I can’t imagine what else might explain that nation’s recent blundering into not just one but two racially charged controversies. The first, of course, was President Vicente Fox’s remark in May that Mexican immigrants in the United States take work “not even blacks” are willing to do. Fox’s comment outraged many in this country and bestirred the readily bestirrable Al Sharpton and Jesse Jackson to go down and show him the error of his ways.
For what it’s worth, I thought the anger was pitched a little high. Fox’s larger point, after all, was unassailable: Mexican immigrants do grimy, low-paying work that most Americans of whatever ancestry consider beneath them. His mistake was those three little words, “not even blacks,” which suggest blacks are the gold standard for wretchedness and desperation. Not correct, not terribly sensitive but also, I thought, not worthy of more than a few sharp words of correction.
One can’t be as sanguine about Mexico’s latest faux pas. It seems the country is issuing a series of postage stamps in honor of Memin Pinguin, a Mexican cartoon character created in the 1940s. He is a black boy with swollen lips, simian features and a propensity for ineptness and trouble. In other words, he is a classic pickaninny, albeit one said to be much beloved in Mexico.
Which tells you something about Mexico.
Its response to the latest controversy is even more revealing. While Memin Pinguin is such an obvious affront that even the White House felt compelled to denounce it, a spokesman for Fox told Reuters he couldn’t understand what all the fuss was about. Come to think of it, Fox himself seemed surprised by the response to his ill-chosen words in May.
Our friends down south need to get out more often.
I’m reminded of the controversy over “Darkie,” a popular toothpaste that was sold in China until well into the 1980s. Carried a picture of a blackface figure in a top hat. The Chinese couldn’t understand why anybody was upset.

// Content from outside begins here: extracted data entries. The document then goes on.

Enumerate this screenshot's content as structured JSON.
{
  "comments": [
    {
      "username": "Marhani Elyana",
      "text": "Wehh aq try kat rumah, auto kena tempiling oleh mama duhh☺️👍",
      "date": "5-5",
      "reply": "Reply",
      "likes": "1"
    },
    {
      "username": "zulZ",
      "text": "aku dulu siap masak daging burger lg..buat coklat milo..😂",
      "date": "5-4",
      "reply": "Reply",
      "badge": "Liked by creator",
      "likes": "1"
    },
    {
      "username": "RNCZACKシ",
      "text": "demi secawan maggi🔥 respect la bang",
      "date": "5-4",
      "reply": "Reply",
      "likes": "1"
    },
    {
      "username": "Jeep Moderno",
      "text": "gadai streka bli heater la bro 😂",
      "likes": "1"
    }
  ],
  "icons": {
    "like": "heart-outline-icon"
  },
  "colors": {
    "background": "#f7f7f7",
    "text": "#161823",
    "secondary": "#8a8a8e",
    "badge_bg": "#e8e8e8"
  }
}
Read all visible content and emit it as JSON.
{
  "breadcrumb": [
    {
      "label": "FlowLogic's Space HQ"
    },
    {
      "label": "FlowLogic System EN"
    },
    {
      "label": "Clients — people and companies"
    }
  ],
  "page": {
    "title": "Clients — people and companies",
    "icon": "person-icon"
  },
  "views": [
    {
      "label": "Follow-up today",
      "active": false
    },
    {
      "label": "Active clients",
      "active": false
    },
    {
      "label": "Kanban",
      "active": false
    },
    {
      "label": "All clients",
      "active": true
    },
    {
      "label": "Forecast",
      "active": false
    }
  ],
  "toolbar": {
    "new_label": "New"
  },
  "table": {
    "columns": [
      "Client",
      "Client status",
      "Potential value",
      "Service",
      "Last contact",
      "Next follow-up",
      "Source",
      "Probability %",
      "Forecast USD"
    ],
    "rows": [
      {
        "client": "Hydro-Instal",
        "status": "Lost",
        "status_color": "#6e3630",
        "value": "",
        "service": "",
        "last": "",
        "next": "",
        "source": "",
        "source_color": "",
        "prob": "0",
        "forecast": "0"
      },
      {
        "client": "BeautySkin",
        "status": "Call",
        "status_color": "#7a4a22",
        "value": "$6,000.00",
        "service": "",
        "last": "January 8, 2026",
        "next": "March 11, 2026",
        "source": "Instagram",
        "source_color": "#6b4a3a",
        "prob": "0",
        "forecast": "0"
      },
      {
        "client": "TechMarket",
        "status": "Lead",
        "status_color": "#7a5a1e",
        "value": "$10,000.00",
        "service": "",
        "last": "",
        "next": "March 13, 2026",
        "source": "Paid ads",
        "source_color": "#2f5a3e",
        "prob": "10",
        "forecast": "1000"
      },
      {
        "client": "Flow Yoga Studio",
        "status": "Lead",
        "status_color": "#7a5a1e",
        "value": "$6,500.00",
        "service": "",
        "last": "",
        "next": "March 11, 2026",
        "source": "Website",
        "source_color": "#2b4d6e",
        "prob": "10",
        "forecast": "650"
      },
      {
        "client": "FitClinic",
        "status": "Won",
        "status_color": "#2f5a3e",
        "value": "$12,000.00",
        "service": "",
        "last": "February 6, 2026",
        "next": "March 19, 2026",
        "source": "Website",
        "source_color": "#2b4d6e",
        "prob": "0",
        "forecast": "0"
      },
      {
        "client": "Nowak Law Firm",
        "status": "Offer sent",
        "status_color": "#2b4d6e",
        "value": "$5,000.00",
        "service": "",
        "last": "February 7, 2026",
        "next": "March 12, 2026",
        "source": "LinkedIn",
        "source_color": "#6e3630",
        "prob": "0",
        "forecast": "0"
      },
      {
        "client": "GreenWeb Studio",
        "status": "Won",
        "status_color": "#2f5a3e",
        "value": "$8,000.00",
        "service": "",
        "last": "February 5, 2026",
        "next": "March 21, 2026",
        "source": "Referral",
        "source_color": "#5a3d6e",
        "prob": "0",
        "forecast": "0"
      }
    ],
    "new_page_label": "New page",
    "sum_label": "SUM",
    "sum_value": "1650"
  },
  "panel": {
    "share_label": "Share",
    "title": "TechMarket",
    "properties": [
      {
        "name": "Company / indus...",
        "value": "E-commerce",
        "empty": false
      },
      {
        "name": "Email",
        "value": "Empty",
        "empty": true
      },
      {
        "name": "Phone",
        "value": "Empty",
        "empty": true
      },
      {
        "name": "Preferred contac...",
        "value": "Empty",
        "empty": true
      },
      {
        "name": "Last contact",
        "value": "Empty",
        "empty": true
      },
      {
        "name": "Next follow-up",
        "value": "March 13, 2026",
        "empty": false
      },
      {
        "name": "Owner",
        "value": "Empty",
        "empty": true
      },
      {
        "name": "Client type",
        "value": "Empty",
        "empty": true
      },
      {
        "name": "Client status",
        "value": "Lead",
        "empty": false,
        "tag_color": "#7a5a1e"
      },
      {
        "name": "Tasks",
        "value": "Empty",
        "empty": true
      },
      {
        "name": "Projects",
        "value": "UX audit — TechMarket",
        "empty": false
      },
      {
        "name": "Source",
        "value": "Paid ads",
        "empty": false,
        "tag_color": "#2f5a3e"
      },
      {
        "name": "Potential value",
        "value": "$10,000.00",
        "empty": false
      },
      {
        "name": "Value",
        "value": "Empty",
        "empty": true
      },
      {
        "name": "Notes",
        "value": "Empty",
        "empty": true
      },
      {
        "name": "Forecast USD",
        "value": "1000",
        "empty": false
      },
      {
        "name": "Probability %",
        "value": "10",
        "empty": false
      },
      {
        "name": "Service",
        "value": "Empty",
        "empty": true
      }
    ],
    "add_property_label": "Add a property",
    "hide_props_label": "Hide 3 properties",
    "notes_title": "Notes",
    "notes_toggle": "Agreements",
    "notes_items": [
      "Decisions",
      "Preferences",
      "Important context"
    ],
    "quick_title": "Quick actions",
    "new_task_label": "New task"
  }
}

It can hardly be immaterial that China, like Mexico, is a homogeneous society where people of African heritage have little visibility or voice. But insularity and ignorance are no excuse. China is not the world. Mexico is not the world. And if even homogeneous nations wish to do business in the world, they should, at a minimum, be able to conduct themselves without giving gratuitous offense to citizens of the world.
It’s worth noting that in decades past, Americans who came here from China and Mexico protested popular and beloved American cultural icons based on ugly stereotypes and drove them to extinction. When’s the last time you saw Charlie Chan or the Frito Bandito?
Memin Pinguin should join them in obscurity. He is a reminder of a painful time in U.S. history, a time when “Nigger Head” stove polish was sold in stores, pickaninnies cavorted in a Disney movie, Mickey Rooney acted in blackface and black actors could act only as servants, criminals and layabouts with an unnatural attraction to fried chicken. A time when “strange fruit” hung in the poplar trees.
Mexico never had Jim Crow, so maybe Memin Pinguin cannot have the same resonance there as it does here. But a stereotype is a stereotype, no matter its country of origin. Mexico must recognize that it is hurtful and a sign of stunted character to blithely undermine the worth and dignity of a people — racial minorities emphatically included.
It feels strange to have to say this at a time when Mexico’s president is seeking respect for the contributions Mexican immigrants make to American life. Apparently, he doesn’t understand that respect is a two-way street.
You’ve got to give some to get some.